What does GDPR mean to B2B tech marketers?
In a nutshell, GDPR will require marketers and advertisers to obtain active consent for any data collecting activities. GDPR also contains strict new rules around individual data, including customer consent and their “right to be forgotten.” GDPR will be unforgiving to those who fail to comply; organisations will face astronomical fines of 20 million euros ($24 million) or 4% of annual global turnover, whichever is greater.
How does it impact tech marketers?
Opt in - The first is regarding opt-ins, opt-outs, and consent regarding communications. If you run newsletter campaigns, marketing automation, any data tracking on your website, you might want to read on.
GDPR mandates that consent must be ‘freely given, specific, informed, and unambiguous’, and articulated by a ‘clear affirmative action’. That means you can’t assume consent based on ‘inactivity’, and a pre-ticked box isn’t going to cut it. Prospects and customers must agree that their data can be used and that they can be contacted.
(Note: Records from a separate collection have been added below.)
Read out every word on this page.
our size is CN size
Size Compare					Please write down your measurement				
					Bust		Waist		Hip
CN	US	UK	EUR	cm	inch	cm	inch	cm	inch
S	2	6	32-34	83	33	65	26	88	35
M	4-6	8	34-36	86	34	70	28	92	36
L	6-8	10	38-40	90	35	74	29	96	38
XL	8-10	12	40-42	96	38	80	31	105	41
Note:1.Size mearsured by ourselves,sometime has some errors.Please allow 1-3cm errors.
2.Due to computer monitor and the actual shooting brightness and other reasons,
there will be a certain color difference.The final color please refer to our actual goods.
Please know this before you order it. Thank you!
A caveat - The situation with B2B marketing is less clear. Within the UK we are ‘protected’ by the Privacy and Electronics Communications Regulation, which is this country’s implementation of the EU-wide E-Privacy Directive. In essence this means that in the B2B arena we have opt-out legislation rather than the opt-in path GDPR takes us down.
There has been a fair bit of discussion about whether the E-Privacy Directive would be amended to bring it in line with GDPR. Until as recently as last December it looked like this might be the case. However, the first draft of the E-Privacy Directive was published in January and has stayed with the opt-out position for B2B rather than the more draconian opt-in consent position.
It might be best to be better safe than sorry as drafts do change and nothing’s iron clad yet.
Right to be forgotten - GDPR is designed to confer more control to individuals over how their data is collected and used – and this means giving them some means of accessing and removing their data. They can do this when there’s no legitimate reason to process their information, when they withdraw consent for it to be used on the original terms, and when it’s been unlawfully processed.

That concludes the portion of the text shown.